As Monday’s solar eclipse looms over the US, clean energy investors don’t seem too worried about a loss of production.
The celestial phenomenon is predicted to carve a path from the Pacific Northwest to the south-east of the country. It will completely block sunlight through a total of 14 states, cutting solar generation potential across the country by at least 50 percent, according to solar forecasts from MDA Information Systems. Almost all plants will be partially obscured.
“There are around 1,900 utility-scale solar generation plants in the US with approximately 23GW of capacity. Seventeen of those plants – 0.3 percent of the total capacity – are in the path of totality, so for three minutes or so, they will not generate any electricity. But almost all of the solar plants in the US will be partially obscured, so will generate 20-90 percent less than the usual on Monday,” Anton Pil, JPMorgan Asset Management’s global co-head of alternatives, told Infrastructure Investor.

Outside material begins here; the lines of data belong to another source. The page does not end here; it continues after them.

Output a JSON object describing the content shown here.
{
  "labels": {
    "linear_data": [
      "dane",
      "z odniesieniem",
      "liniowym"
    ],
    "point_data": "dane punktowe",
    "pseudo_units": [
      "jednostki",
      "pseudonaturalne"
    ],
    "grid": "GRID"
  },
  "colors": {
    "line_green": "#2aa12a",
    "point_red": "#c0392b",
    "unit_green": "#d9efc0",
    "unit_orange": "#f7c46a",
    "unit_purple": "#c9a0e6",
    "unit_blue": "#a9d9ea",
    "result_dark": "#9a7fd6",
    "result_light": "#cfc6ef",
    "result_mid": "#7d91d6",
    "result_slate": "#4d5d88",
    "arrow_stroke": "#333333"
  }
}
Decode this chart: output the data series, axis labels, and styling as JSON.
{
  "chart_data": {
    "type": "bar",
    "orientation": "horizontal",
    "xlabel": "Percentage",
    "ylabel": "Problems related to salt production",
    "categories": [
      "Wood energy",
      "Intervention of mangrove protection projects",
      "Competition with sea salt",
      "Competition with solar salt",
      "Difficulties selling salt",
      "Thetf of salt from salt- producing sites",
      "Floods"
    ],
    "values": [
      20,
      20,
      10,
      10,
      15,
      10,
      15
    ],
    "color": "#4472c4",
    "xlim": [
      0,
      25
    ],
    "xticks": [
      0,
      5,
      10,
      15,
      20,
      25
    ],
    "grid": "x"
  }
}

But despite the widespread loss of solar power, investors and solar operators say effects on power grids will be minimal. If anything, the eclipse is an opportunity to show how well prepared solar systems are to respond to rapid shifts in production.

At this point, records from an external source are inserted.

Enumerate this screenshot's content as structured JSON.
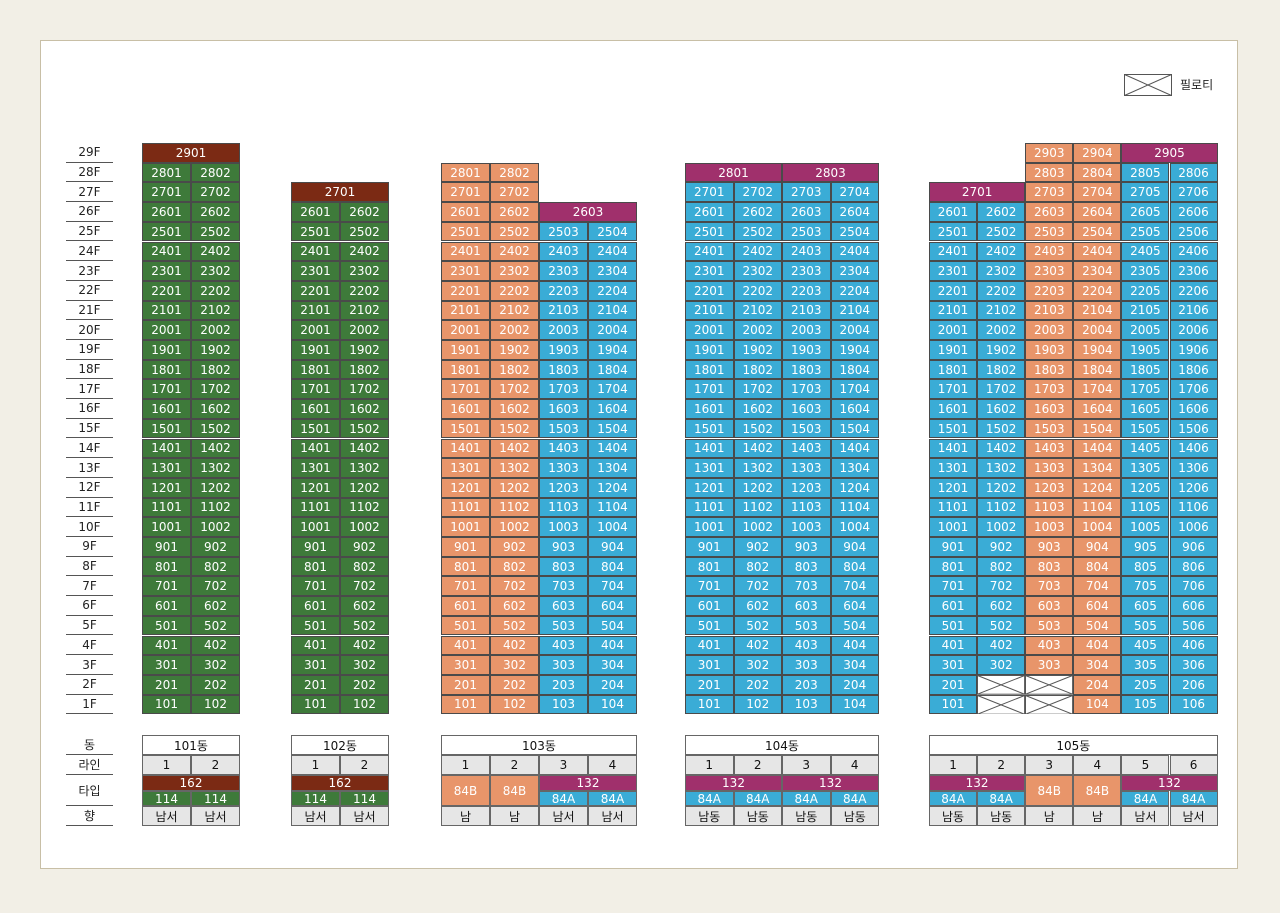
{
  "legend": {
    "label": "필로티",
    "icon": "piloti-x-icon"
  },
  "floors": [
    "29F",
    "28F",
    "27F",
    "26F",
    "25F",
    "24F",
    "23F",
    "22F",
    "21F",
    "20F",
    "19F",
    "18F",
    "17F",
    "16F",
    "15F",
    "14F",
    "13F",
    "12F",
    "11F",
    "10F",
    "9F",
    "8F",
    "7F",
    "6F",
    "5F",
    "4F",
    "3F",
    "2F",
    "1F"
  ],
  "row_labels": {
    "dong": "동",
    "line": "라인",
    "type": "타입",
    "direction": "향"
  },
  "colors": {
    "green": "#3e7a3a",
    "dark_red": "#7b2a14",
    "orange": "#e8956a",
    "blue": "#3aacd6",
    "purple": "#a0306c"
  },
  "buildings": [
    {
      "name": "101동",
      "lines": [
        "1",
        "2"
      ],
      "type_header": [
        {
          "label": "162",
          "span": 2,
          "color": "dark_red"
        }
      ],
      "types": [
        {
          "label": "114",
          "color": "green"
        },
        {
          "label": "114",
          "color": "green"
        }
      ],
      "directions": [
        "남서",
        "남서"
      ],
      "top_floors": [
        28,
        28
      ],
      "colors": [
        "green",
        "green"
      ],
      "penthouses": [
        {
          "label": "2901",
          "floor": 29,
          "start": 0,
          "span": 2,
          "color": "dark_red"
        }
      ],
      "pilotis": []
    },
    {
      "name": "102동",
      "lines": [
        "1",
        "2"
      ],
      "type_header": [
        {
          "label": "162",
          "span": 2,
          "color": "dark_red"
        }
      ],
      "types": [
        {
          "label": "114",
          "color": "green"
        },
        {
          "label": "114",
          "color": "green"
        }
      ],
      "directions": [
        "남서",
        "남서"
      ],
      "top_floors": [
        26,
        26
      ],
      "colors": [
        "green",
        "green"
      ],
      "penthouses": [
        {
          "label": "2701",
          "floor": 27,
          "start": 0,
          "span": 2,
          "color": "dark_red"
        }
      ],
      "pilotis": []
    },
    {
      "name": "103동",
      "lines": [
        "1",
        "2",
        "3",
        "4"
      ],
      "type_header": [
        {
          "label": "",
          "span": 2,
          "color": "none"
        },
        {
          "label": "132",
          "span": 2,
          "color": "purple"
        }
      ],
      "types": [
        {
          "label": "84B",
          "color": "orange",
          "merged": true
        },
        {
          "label": "84B",
          "color": "orange",
          "merged": true
        },
        {
          "label": "84A",
          "color": "blue"
        },
        {
          "label": "84A",
          "color": "blue"
        }
      ],
      "directions": [
        "남",
        "남",
        "남서",
        "남서"
      ],
      "top_floors": [
        28,
        28,
        25,
        25
      ],
      "colors": [
        "orange",
        "orange",
        "blue",
        "blue"
      ],
      "penthouses": [
        {
          "label": "2603",
          "floor": 26,
          "start": 2,
          "span": 2,
          "color": "purple"
        }
      ],
      "pilotis": []
    },
    {
      "name": "104동",
      "lines": [
        "1",
        "2",
        "3",
        "4"
      ],
      "type_header": [
        {
          "label": "132",
          "span": 2,
          "color": "purple"
        },
        {
          "label": "132",
          "span": 2,
          "color": "purple"
        }
      ],
      "types": [
        {
          "label": "84A",
          "color": "blue"
        },
        {
          "label": "84A",
          "color": "blue"
        },
        {
          "label": "84A",
          "color": "blue"
        },
        {
          "label": "84A",
          "color": "blue"
        }
      ],
      "directions": [
        "남동",
        "남동",
        "남동",
        "남동"
      ],
      "top_floors": [
        27,
        27,
        27,
        27
      ],
      "colors": [
        "blue",
        "blue",
        "blue",
        "blue"
      ],
      "penthouses": [
        {
          "label": "2801",
          "floor": 28,
          "start": 0,
          "span": 2,
          "color": "purple"
        },
        {
          "label": "2803",
          "floor": 28,
          "start": 2,
          "span": 2,
          "color": "purple"
        }
      ],
      "pilotis": []
    },
    {
      "name": "105동",
      "lines": [
        "1",
        "2",
        "3",
        "4",
        "5",
        "6"
      ],
      "type_header": [
        {
          "label": "132",
          "span": 2,
          "color": "purple"
        },
        {
          "label": "",
          "span": 2,
          "color": "none"
        },
        {
          "label": "132",
          "span": 2,
          "color": "purple"
        }
      ],
      "types": [
        {
          "label": "84A",
          "color": "blue"
        },
        {
          "label": "84A",
          "color": "blue"
        },
        {
          "label": "84B",
          "color": "orange",
          "merged": true
        },
        {
          "label": "84B",
          "color": "orange",
          "merged": true
        },
        {
          "label": "84A",
          "color": "blue"
        },
        {
          "label": "84A",
          "color": "blue"
        }
      ],
      "directions": [
        "남동",
        "남동",
        "남",
        "남",
        "남서",
        "남서"
      ],
      "top_floors": [
        26,
        26,
        28,
        28,
        28,
        28
      ],
      "colors": [
        "blue",
        "blue",
        "orange",
        "orange",
        "blue",
        "blue"
      ],
      "penthouses": [
        {
          "label": "2701",
          "floor": 27,
          "start": 0,
          "span": 2,
          "color": "purple"
        },
        {
          "label": "2905",
          "floor": 29,
          "start": 4,
          "span": 2,
          "color": "purple"
        }
      ],
      "extra_top": [
        {
          "label": "2903",
          "floor": 29,
          "col": 2
        },
        {
          "label": "2904",
          "floor": 29,
          "col": 3
        }
      ],
      "pilotis": [
        {
          "floor": 1,
          "col": 1
        },
        {
          "floor": 1,
          "col": 2
        },
        {
          "floor": 2,
          "col": 1
        },
        {
          "floor": 2,
          "col": 2
        }
      ]
    }
  ]
}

“Utility companies have planned by ramping up natural gas, load control, etc,” Jigar Shah, Generate Capital co-founder and former SunEdison chief executive, told Infrastructure Investor. “What this event highlights is just how prepared we are at the grid operator level for high penetration of renewable energy.”
For example, Duke Energy said North Carolina, which has the country’s second-highest solar capacity behind California, is expecting a drop in solar output from 2.5GW to 0.2GW during peak eclipse time. The utility said that “operators will have natural gas plants ready to step in during the eclipse”.
Utilities in California, which has 18GW of installed solar capacity, are not sounding the alarm, either. San Diego Gas and Electric said the sun will be 60 percent obscured over San Diego on Monday, resulting in a loss of 500MW. Caroline Winn, the utility’s chief operating officer, said customers should be reassured that “we have secured enough resources to meet their energy needs”.
Pil argued the “forecastability” of solar has allowed for operators to prepare well ahead of today’s event. “While wind forecasting relies on many factors including the local topography, availability of sunlight basically relies on cloud cover forecasts – and of course solar eclipses.”
He concluded: “As institutional allocations to private infrastructure continue to grow, with investors seeking diversifying investments that can provide stable, forecastable cashflows, the outlook for power generation assets looks relatively sunny.”